Der Brexit ist ein Lehrstück über Volksabstimmungen. Die Abstimmung hat ein zu starkes Mandat geschaffen.
Von Lorenz Narku Laing

Lorenz Narku Laing lehrt Politikwissenschaft an der Ludwig-Maximilians-Universität München. Im März war er Visiting Academic an der University of Birmingham in England.
Lorenz Narku Laing lehrt Politikwissenschaft an der Ludwig-Maximilians-Universität München. Im März war er Visiting Academic an der University of Birmingham in England.

Regensburg.Der Brexit ist Irrsinn. Die Abgeordneten im britischen Unterhaus drehen und wenden jeden Stein, aber ein „guter“ Brexit lässt sich nicht finden. Nun ist es überfälliges Allgemeinwissen, dass es den meisten Briten nach einem Abgang aus der EU nicht bessergehen wird. Die großen Versprechungen der rechtspopulistischen Brexiteers lösen sich weiterhin in Luft auf.

Gleichsam sehen wir hier eine direktdemokratische Intervention in eine repräsentative Demokratie scheitern. Die Volksabstimmung hat ein zu starkes Mandat geschaffen. Gerade die konservative Partei von Premierministerin May scheint daher nicht vom Brexit abkehren zu können. Der Brexit ist damit Lehrstück über Volksabstimmungen.
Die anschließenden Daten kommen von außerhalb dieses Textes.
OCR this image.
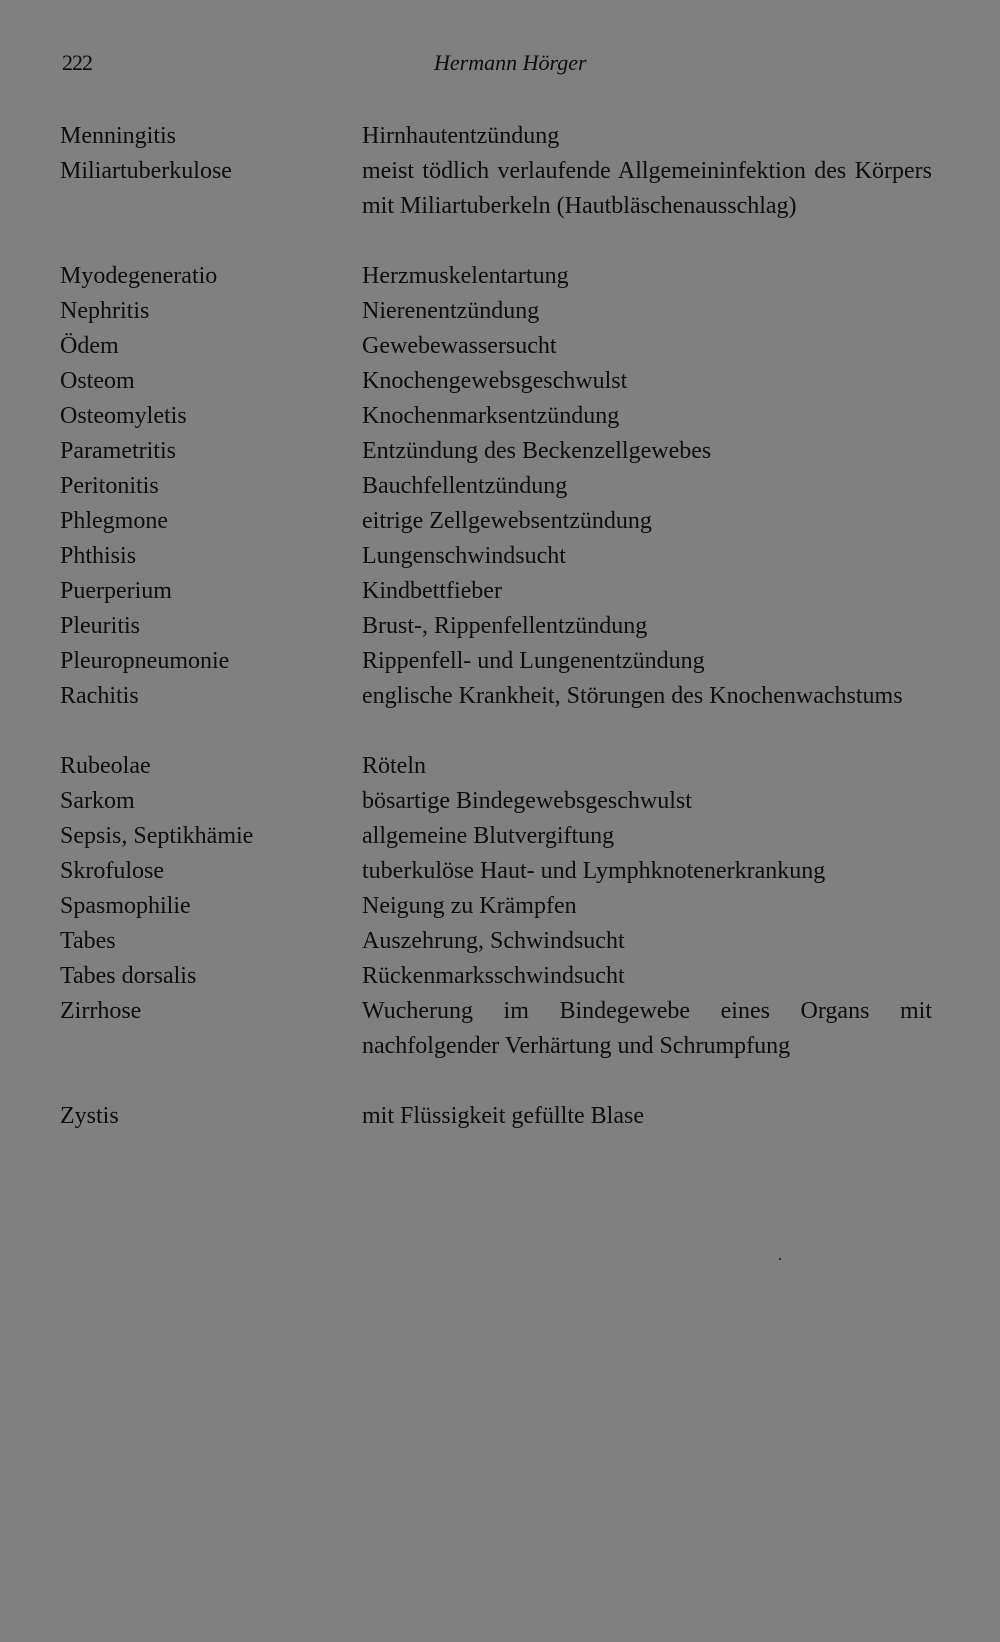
222	Hermann Hörger
Menningitis	Hirnhautentzündung
Miliartuberkulose	meist tödlich verlaufende Allgemeininfektion des Körpers mit Miliartuberkeln (Hautbläschenausschlag)
Myodegeneratio	Herzmuskelentartung
Nephritis	Nierenentzündung
Ödem	Gewebewassersucht
Osteom	Knochengewebsgeschwulst
Osteomyletis	Knochenmarksentzündung
Parametritis	Entzündung des Beckenzellgewebes
Peritonitis	Bauchfellentzündung
Phlegmone	eitrige Zellgewebsentzündung
Phthisis	Lungenschwindsucht
Puerperium	Kindbettfieber
Pleuritis	Brust-, Rippenfellentzündung
Pleuropneumonie	Rippenfell- und Lungenentzündung
Rachitis	englische Krankheit, Störungen des Knochenwachstums
Rubeolae	Röteln
Sarkom	bösartige Bindegewebsgeschwulst
Sepsis, Septikhämie	allgemeine Blutvergiftung
Skrofulose	tuberkulöse Haut- und Lymphknotenerkrankung
Spasmophilie	Neigung zu Krämpfen
Tabes	Auszehrung, Schwindsucht
Tabes dorsalis	Rückenmarksschwindsucht
Zirrhose	Wucherung im Bindegewebe eines Organs mit nachfolgender Verhärtung und Schrumpfung
Zystis	mit Flüssigkeit gefüllte Blase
Klar ist, die Komplexität politischer Entscheidungen lässt sich schwer in Wahlzettel zum Ankreuzen übersetzen und nicht alle Menschen können sich ausreichend mit den möglichen Konsequenzen ihrer Entscheidung beschäftigen. Viele Menschen haben sich von Populisten einspannen lassen. Der Chef-Brexiteer Boris Johnson zeigt ebenso wie Donald Trump, dass ihre zugegebenermaßen großen Talente im Wahlkampf sich nicht in fähiges Regierungshandeln übersetzen. Daher muss das Vertrauen in Experten und tradierte politische Institutionen zurückgewonnen werden.
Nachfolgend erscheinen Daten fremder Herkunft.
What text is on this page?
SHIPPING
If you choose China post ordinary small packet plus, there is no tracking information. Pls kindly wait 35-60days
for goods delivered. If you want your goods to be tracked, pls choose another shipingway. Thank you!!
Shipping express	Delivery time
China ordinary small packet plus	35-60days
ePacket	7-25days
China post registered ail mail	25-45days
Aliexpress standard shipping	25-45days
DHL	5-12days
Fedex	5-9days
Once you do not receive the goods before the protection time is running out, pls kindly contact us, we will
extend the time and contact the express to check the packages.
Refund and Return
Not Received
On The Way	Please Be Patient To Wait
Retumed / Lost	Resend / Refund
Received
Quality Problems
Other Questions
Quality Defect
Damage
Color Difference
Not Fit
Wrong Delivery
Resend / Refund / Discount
Das endlos erscheinende Ringen um den goldenen Deal nimmt das politische System in allen Winkeln Europas in Beschlag. Die Europäische Union scheint in vielerlei Hinsicht blockiert. Drängende Fragen Europas, wie die Klimakatastrophe oder die Menschenrechtsfrage an unseren Außengrenzen gehen unter.
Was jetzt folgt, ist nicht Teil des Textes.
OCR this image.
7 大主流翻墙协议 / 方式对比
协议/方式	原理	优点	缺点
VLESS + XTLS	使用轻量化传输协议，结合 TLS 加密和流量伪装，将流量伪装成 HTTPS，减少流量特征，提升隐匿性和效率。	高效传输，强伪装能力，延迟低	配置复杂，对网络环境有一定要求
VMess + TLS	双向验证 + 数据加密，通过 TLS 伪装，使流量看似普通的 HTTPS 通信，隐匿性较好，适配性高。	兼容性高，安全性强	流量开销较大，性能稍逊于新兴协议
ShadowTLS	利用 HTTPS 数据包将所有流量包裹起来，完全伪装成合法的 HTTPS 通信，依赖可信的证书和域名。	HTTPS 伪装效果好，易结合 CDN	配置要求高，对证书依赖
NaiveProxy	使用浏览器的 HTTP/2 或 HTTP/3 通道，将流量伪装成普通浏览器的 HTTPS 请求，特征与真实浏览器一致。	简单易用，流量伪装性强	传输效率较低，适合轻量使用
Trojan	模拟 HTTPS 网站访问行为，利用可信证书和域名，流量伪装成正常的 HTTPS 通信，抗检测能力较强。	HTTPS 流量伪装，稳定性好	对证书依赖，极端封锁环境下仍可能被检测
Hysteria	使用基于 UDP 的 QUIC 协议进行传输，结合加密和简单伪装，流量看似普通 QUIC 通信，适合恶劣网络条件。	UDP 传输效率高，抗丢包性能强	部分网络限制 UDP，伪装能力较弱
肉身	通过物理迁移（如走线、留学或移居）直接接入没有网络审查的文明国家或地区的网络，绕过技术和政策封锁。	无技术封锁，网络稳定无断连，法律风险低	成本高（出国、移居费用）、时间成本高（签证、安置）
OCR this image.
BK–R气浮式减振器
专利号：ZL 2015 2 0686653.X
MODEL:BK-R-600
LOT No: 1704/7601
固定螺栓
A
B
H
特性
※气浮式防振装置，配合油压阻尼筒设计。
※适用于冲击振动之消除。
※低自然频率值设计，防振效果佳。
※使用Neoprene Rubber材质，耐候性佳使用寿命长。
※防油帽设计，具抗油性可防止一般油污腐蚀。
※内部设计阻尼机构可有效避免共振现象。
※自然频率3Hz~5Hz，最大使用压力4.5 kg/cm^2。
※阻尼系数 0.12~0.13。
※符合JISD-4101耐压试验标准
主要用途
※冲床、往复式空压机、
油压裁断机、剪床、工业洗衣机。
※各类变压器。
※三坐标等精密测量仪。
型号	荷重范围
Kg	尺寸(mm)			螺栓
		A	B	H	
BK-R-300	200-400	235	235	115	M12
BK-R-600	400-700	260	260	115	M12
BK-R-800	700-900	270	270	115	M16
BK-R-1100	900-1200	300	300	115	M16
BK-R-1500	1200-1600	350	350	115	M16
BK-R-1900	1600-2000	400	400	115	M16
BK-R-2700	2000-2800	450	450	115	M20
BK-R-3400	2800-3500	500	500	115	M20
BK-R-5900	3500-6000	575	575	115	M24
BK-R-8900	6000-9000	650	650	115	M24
Dennoch ist die Geduld mit uns Briten folgerichtig. Ohne das Vereinigte Königreich würde es heute kein freies, geeintes und vor allem weitgehend friedliches Europa geben. Die Briten werden eine tragende Säule für Zusammenarbeit und Sicherheit in Europa bleiben – nicht zuletzt wegen ihrer Rolle im UN-Sicherheitsrat. Brexit hin oder her. Daher sollte man die Briten gehen lassen, aber nicht rauswerfen.

Das britische Parlament muss nun den Mut beweisen, eine unliebsame Entscheidung zu treffen. Am besten gegen den Brexit. Denn wie wir gerade sehen, Scheidungen sind hässlich. Es wäre schöner, wenn die europäische Familie zusammenbleibt.